これに対し在来道路では交通量が半減し、沿線区間の店舗の利用者減は売上減、経営悪化につながり、住民の生活必需品の購入がより遠隔化、生活の利便性の低下、ひいては過疎化も懸念されている。集客力の回復への地域ぐるみの待ったなしの取り組み課題となっている[有田昭一郎(2014)]。
地元産品・サービスのブランド化で「吸客」力を
集客力を高めるため地元産の商品や観光やサービスの「ブランド」化が重視されている。この外来語、「特に名の通った高級な銘柄を連想させる」(中村明著「日本語語感の辞典」岩波書店)とある。
「ブランド」という点で2つのことが思い浮かぶ。
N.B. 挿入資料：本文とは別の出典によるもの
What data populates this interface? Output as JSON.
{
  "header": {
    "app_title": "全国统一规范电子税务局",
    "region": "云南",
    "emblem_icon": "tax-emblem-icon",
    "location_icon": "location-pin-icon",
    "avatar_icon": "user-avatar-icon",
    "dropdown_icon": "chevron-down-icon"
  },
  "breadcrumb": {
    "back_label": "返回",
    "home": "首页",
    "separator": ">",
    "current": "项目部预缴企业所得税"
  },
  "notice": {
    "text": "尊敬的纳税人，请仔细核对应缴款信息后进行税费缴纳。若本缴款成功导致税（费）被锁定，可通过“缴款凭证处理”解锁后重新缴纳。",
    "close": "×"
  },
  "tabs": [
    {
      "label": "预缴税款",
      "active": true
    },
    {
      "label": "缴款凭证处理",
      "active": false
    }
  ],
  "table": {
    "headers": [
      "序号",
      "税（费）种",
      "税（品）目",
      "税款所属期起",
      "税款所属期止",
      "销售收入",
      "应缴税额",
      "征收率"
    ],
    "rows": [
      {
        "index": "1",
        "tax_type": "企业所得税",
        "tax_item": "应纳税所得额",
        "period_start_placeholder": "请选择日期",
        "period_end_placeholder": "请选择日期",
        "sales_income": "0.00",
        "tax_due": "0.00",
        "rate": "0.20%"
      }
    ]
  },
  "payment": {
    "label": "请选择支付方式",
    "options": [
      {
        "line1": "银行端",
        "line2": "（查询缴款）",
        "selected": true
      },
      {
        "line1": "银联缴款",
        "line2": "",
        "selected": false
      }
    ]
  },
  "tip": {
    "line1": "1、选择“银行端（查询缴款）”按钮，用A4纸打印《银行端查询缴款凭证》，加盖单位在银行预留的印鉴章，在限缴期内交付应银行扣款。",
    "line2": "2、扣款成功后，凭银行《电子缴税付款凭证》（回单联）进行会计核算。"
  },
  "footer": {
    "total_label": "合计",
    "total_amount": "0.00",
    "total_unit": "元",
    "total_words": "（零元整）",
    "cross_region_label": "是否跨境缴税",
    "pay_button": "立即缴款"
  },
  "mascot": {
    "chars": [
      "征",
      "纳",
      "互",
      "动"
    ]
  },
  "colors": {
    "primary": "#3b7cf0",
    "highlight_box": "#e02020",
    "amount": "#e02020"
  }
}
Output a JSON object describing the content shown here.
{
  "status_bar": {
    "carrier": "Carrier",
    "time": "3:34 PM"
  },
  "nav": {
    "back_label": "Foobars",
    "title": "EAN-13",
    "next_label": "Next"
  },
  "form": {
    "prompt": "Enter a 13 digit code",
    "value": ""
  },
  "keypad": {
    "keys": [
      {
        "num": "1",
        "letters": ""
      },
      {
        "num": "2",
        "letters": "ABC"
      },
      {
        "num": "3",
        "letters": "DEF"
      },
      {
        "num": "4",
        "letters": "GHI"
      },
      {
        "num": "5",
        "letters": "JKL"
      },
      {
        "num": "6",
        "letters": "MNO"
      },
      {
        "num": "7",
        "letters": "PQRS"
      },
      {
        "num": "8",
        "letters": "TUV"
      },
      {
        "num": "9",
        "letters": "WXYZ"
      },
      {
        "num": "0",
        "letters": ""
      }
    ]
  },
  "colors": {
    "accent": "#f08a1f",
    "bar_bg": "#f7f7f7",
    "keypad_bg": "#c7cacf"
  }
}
ひとつはビールの話。日本で地ビールブームが起こった頃、チェコのクトナハラにある地元民に愛されている小さなビール工場を訪ねた。日本のビール工場を見学したこともある醸造担当者は「日本のビールは機械化され、品質管理が行き届き量産されている。われわれのビールは自然の力をかりながら人間が作っている」と話していた。ビールを飲むさい時々思い出す。もうひとつはチーズの話。スペインのアストゥリアスの山からの帰り道、地元で評判のチーズを手に入れたいバスクの友人は、私を車においたまま、酪農家と40分近く粘った。しかし、値段が折り合わず交渉は決裂。頑固な生産者とタフな消費者がこのチーズの評判を支えていると感じた。
広島県では、2つの縦貫道と広島県内の市を起点とする横断道路に東広島呉自動車道(2015年全通)がつながったことをもって#(イゲタ)状の高速道路ネットワークが完成し、地域はもとより港や空港との一体化による海外との取引や観光、さらには大災害時の緊急輸送道路としても期待している(広島県のホームページ)。
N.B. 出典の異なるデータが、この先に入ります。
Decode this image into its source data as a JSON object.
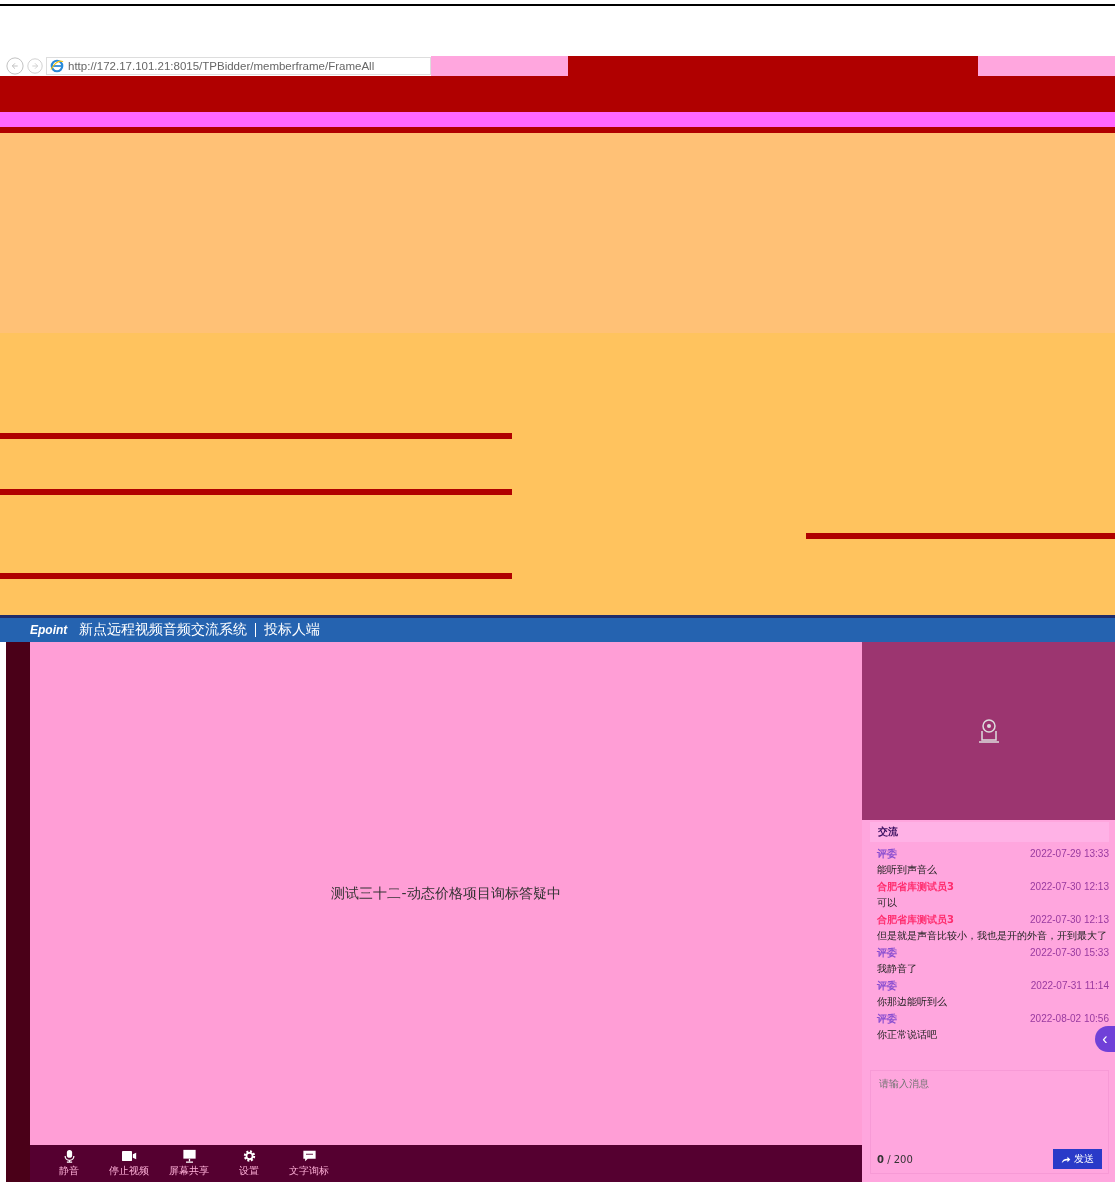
{
  "browser": {
    "url": "http://172.17.101.21:8015/TPBidder/memberframe/FrameAll"
  },
  "app": {
    "logo": "Epoint",
    "title": "新点远程视频音频交流系统",
    "role": "投标人端"
  },
  "video": {
    "caption": "测试三十二-动态价格项目询标答疑中"
  },
  "toolbar": [
    {
      "label": "静音",
      "kind": "mic"
    },
    {
      "label": "停止视频",
      "kind": "camera"
    },
    {
      "label": "屏幕共享",
      "kind": "screen"
    },
    {
      "label": "设置",
      "kind": "gear"
    },
    {
      "label": "文字询标",
      "kind": "chat"
    }
  ],
  "chat": {
    "title": "交流",
    "messages": [
      {
        "sender": "评委",
        "color": "#8a4fd0",
        "time": "2022-07-29 13:33",
        "text": "能听到声音么"
      },
      {
        "sender": "合肥省库测试员3",
        "color": "#ff2d6e",
        "time": "2022-07-30 12:13",
        "text": "可以"
      },
      {
        "sender": "合肥省库测试员3",
        "color": "#ff2d6e",
        "time": "2022-07-30 12:13",
        "text": "但是就是声音比较小，我也是开的外音，开到最大了"
      },
      {
        "sender": "评委",
        "color": "#8a4fd0",
        "time": "2022-07-30 15:33",
        "text": "我静音了"
      },
      {
        "sender": "评委",
        "color": "#8a4fd0",
        "time": "2022-07-31 11:14",
        "text": "你那边能听到么"
      },
      {
        "sender": "评委",
        "color": "#8a4fd0",
        "time": "2022-08-02 10:56",
        "text": "你正常说话吧"
      }
    ],
    "placeholder": "请输入消息",
    "counter": "**0** / 200",
    "send": "发送",
    "collapse": "‹"
  }
}
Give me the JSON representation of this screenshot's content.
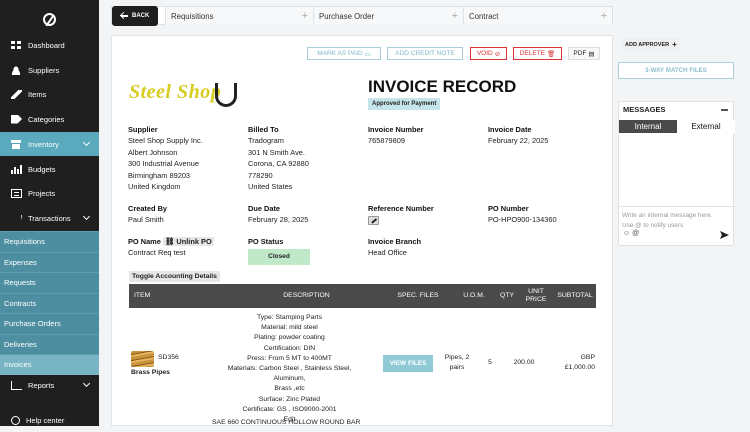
{
  "sidebar": {
    "items": [
      {
        "label": "Dashboard",
        "icon": "dashboard-icon"
      },
      {
        "label": "Suppliers",
        "icon": "users-icon"
      },
      {
        "label": "Items",
        "icon": "rocket-icon"
      },
      {
        "label": "Categories",
        "icon": "tag-icon"
      },
      {
        "label": "Inventory",
        "icon": "box-icon"
      },
      {
        "label": "Budgets",
        "icon": "bar-chart-icon"
      },
      {
        "label": "Projects",
        "icon": "sheet-icon"
      },
      {
        "label": "Transactions",
        "icon": "cart-icon"
      }
    ],
    "sub_items": [
      "Requisitions",
      "Expenses",
      "Requests",
      "Contracts",
      "Purchase Orders",
      "Deliveries",
      "Invoices"
    ],
    "reports": "Reports",
    "help": "Help center"
  },
  "topbar": {
    "back": "BACK",
    "tabs": [
      "Requisitions",
      "Purchase Order",
      "Contract"
    ]
  },
  "actions": {
    "mark_as_paid": "MARK AS PAID",
    "add_credit_note": "ADD CREDIT NOTE",
    "void": "VOID",
    "delete": "DELETE",
    "pdf": "PDF"
  },
  "invoice": {
    "brand": "Steel Shop",
    "title": "INVOICE RECORD",
    "status_badge": "Approved for Payment",
    "supplier": {
      "label": "Supplier",
      "lines": [
        "Steel Shop Supply Inc.",
        "Albert Johnson",
        "300 Industrial Avenue",
        "Birmingham 89203",
        "United Kingdom"
      ]
    },
    "billed_to": {
      "label": "Billed To",
      "lines": [
        "Tradogram",
        "301 N Smith Ave.",
        "Corona, CA 92880",
        "778290",
        "United States"
      ]
    },
    "invoice_number": {
      "label": "Invoice Number",
      "value": "765879809"
    },
    "invoice_date": {
      "label": "Invoice Date",
      "value": "February 22, 2025"
    },
    "created_by": {
      "label": "Created By",
      "value": "Paul Smith"
    },
    "due_date": {
      "label": "Due Date",
      "value": "February 28, 2025"
    },
    "reference_number": {
      "label": "Reference Number"
    },
    "po_number": {
      "label": "PO Number",
      "value": "PO-HPO900-134360"
    },
    "po_name": {
      "label": "PO Name",
      "unlink": "Unlink PO",
      "value": "Contract Req test"
    },
    "po_status": {
      "label": "PO Status",
      "value": "Closed"
    },
    "invoice_branch": {
      "label": "Invoice Branch",
      "value": "Head Office"
    },
    "toggle_accounting": "Toggle Accounting Details"
  },
  "table": {
    "headers": [
      "ITEM",
      "DESCRIPTION",
      "SPEC. FILES",
      "U.O.M.",
      "QTY",
      "UNIT PRICE",
      "SUBTOTAL"
    ],
    "row": {
      "sku": "SD356",
      "name": "Brass Pipes",
      "description": [
        "Type: Stamping Parts",
        "Material: mild steel",
        "Plating: powder coating",
        "Certification: DIN",
        "Press: From 5 MT to 400MT",
        "Materials: Carbon Steel , Stainless Steel, Aluminum,",
        "Brass ,etc",
        "Surface: Zinc Plated",
        "Certificate: GS , ISO9000-2001",
        "Edit"
      ],
      "view_files": "VIEW FILES",
      "uom": [
        "Pipes, 2",
        "pairs"
      ],
      "qty": "5",
      "unit_price": "200.00",
      "subtotal": [
        "GBP",
        "£1,000.00"
      ]
    },
    "next_row_partial": "SAE 660 CONTINUOUS HOLLOW ROUND BAR"
  },
  "right_panel": {
    "add_approver": "ADD APPROVER",
    "three_way_match": "3-WAY MATCH FILES",
    "messages": {
      "title": "MESSAGES",
      "tab_internal": "Internal",
      "tab_external": "External",
      "placeholder_line1": "Write an internal message here.",
      "placeholder_line2": "Use @ to notify users",
      "at": "@"
    }
  }
}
この高速道路ネットワーク、なによりも沿線住民の暮らしと折り合いをつけ、機能するものであって欲しい。そして沿線地域から、集客を超え「吸客」する力をつけた、地元の人にも愛される、ブランド品が日の目を見ることを願っている。
※参考にした伊藤努(2014)「高速道路の整備効果とNEXCO西日本の取り組み」、岡村幸雄(2014)「松江自動車道開通が生み出した小さな経済循環」および有田昭一郎(2014)「国道54号沿線における尾道松江線開通の影響と地域活性化の方向性」は、いずれも「季刊 中国総研 2014 vol.18-4 NO.69」(公益社団法人中国地方総合研究センター)掲載論文である。